N. N. Zavadenko , Doctor of Medical Sciences, Professor of Russian State Medical University, Moscow

The first signs of cerebrasthenic syndrome

Early manifestations allow one to suspect CAS in adults:

  • Deterioration of condition after staying in stuffy rooms;
  • Bad mood during the heat;
  • Dizziness, weakness when changing atmospheric pressure;
  • Constant feeling of fatigue;
  • Desire to rest;
  • Development of vegetative-vascular dystonia (VSD);
  • Causeless nausea;
  • Irritability;
  • Emotional instability;
  • Deterioration of intellectual activity;
  • Memory impairment.

Vegetative-vascular dystonia is accompanied by a change in the balance between the sympathetic and parasympathetic components of the central nervous system (CNS). The nosology manifests itself as redness of the skin, an imbalance in the innervation of internal organs with an increase in heart rate and respiratory movements.

Symptoms

There are common symptoms of cerebrasthenic syndrome that you should pay attention to:

  • poor tolerance to high indoor temperatures and heat;
  • sensitivity to changes in atmospheric pressure;
  • attacks of nausea;
  • weakness;
  • dizziness;
  • passivity;
  • irritability and emotional instability;
  • decreased memory and performance;
  • severe headaches and migraines;
  • sleep disorders, in which its duration increases, and the time of wakefulness, on the contrary, decreases.

Symptoms of cerebrasthenic syndrome in adults

A constant feeling of fatigue with impaired performance and weakness appears after strokes, heart attacks, and cerebral infections.

Cognitive impairment in CSA:

  • Memory loss;
  • Concentration disorders;
  • Reading difficulties.

Lack of strength in adults can be seen around lunchtime. Even without physical activity, a person wants to rest, fatigue and weakness appear. The symptoms include excessive sweating, signs of VSD, insomnia, headaches, and fluctuations in blood pressure.

Most types of traumatic brain injuries do not go away without leaving a trace. In adults, vascular collaterals actively develop, so small intracerebral bleeding is partially compensated by the distribution of blood. In children, the arteries are poorly developed. Any external influence leads to the death of part of the parenchyma. The activity of recovery depends on the size of the hypoxic zone.

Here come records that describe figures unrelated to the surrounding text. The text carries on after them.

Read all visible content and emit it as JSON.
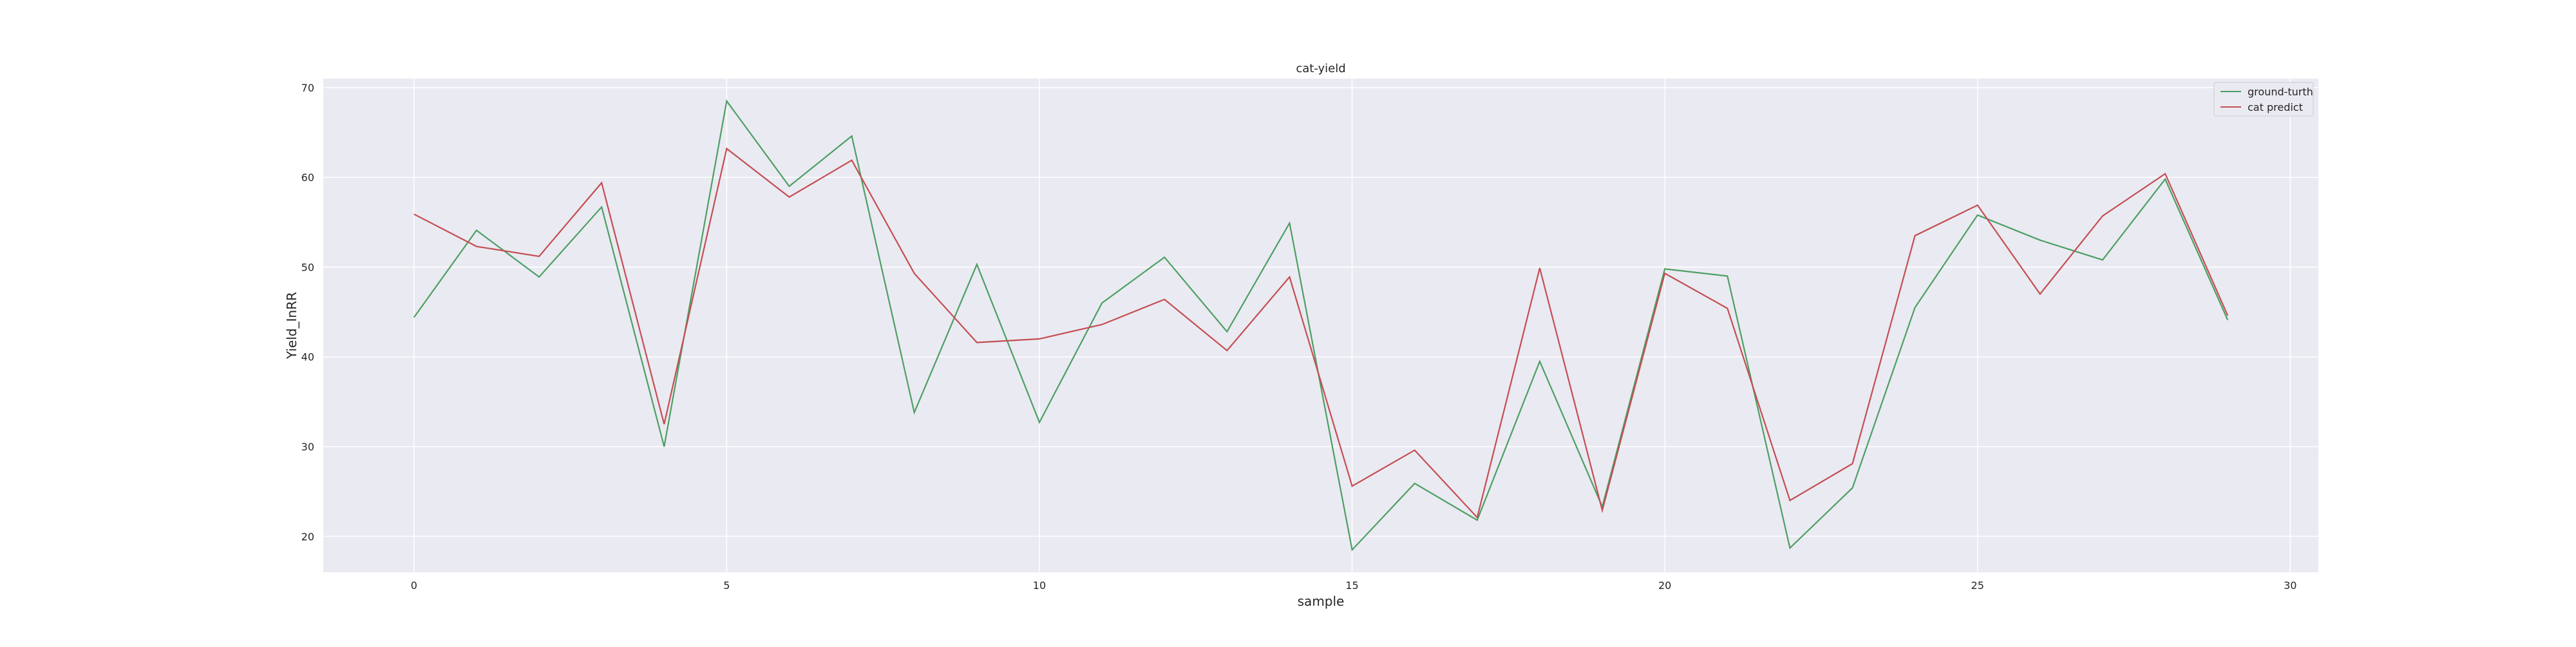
{
  "chart_data": {
    "type": "line",
    "title": "cat-yield",
    "xlabel": "sample",
    "ylabel": "Yield_InRR",
    "xlim": [
      -1.45,
      30.45
    ],
    "ylim": [
      16,
      71
    ],
    "xticks": [
      0,
      5,
      10,
      15,
      20,
      25,
      30
    ],
    "yticks": [
      20,
      30,
      40,
      50,
      60,
      70
    ],
    "grid": true,
    "legend_position": "top-right",
    "x": [
      0,
      1,
      2,
      3,
      4,
      5,
      6,
      7,
      8,
      9,
      10,
      11,
      12,
      13,
      14,
      15,
      16,
      17,
      18,
      19,
      20,
      21,
      22,
      23,
      24,
      25,
      26,
      27,
      28,
      29
    ],
    "series": [
      {
        "name": "ground-turth",
        "color": "#4c9f62",
        "values": [
          44.4,
          54.1,
          48.9,
          56.7,
          30.0,
          68.5,
          59.0,
          64.6,
          33.8,
          50.3,
          32.7,
          46.0,
          51.1,
          42.8,
          54.9,
          18.5,
          25.9,
          21.8,
          39.5,
          23.3,
          49.8,
          49.0,
          18.7,
          25.4,
          45.5,
          55.8,
          53.0,
          50.8,
          59.8,
          44.1
        ]
      },
      {
        "name": "cat predict",
        "color": "#c44e52",
        "values": [
          55.9,
          52.3,
          51.2,
          59.4,
          32.5,
          63.2,
          57.8,
          61.9,
          49.3,
          41.6,
          42.0,
          43.6,
          46.4,
          40.7,
          48.9,
          25.6,
          29.6,
          22.1,
          49.9,
          22.9,
          49.3,
          45.4,
          24.0,
          28.1,
          53.5,
          56.9,
          47.0,
          55.7,
          60.4,
          44.6
        ]
      }
    ]
  }
}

Common symptoms of cerebrastia in adults:

  • Nausea;
  • Poor tolerance to weather changes;
  • Frequent dizziness and headaches;
  • Emotional lability.

Individual symptoms are determined by secondary diseases. Diabetes mellitus and metabolic disorders (atherosclerosis, gout, antiphospholipid syndrome) disrupt cerebral microcirculation.

Cerebrovascular disease in children

Cerebrasthenic syndrome in children often appears after preventive vaccination, head injuries or severe stress. In such cases, parents should closely monitor the condition of their children, monitor changes in their well-being and, if necessary, seek qualified medical help.

Children with cerebrovascular disease are likely to develop various fears, childhood neuroses, as well as stuttering and enuresis. The appearance of such phenomena contributes to the worsening of the child’s mental and emotional state, which becomes a real obstacle between him and other people.

The academic performance of children with cerebrasthenic syndrome differs from their peers, since a sick child learns material worse, cannot concentrate on studying for a long time and is often distracted. When writing, he skips letters and swaps them, and when answering verbally, he has to remember the learned material for a long time and select words to reproduce it. Therefore, it is very important for parents to know what cerebrasthenic syndrome is and how it manifests itself, not to confuse it with ordinary fatigue, difficulties in learning, and if its signs are identified, immediately consult a doctor.

Treatment of children with cerebrovascular disease is carried out in combination by a psychoneurologist, pediatrician, pediatric neurologist and other specialists, depending on the factor that provoked this disease.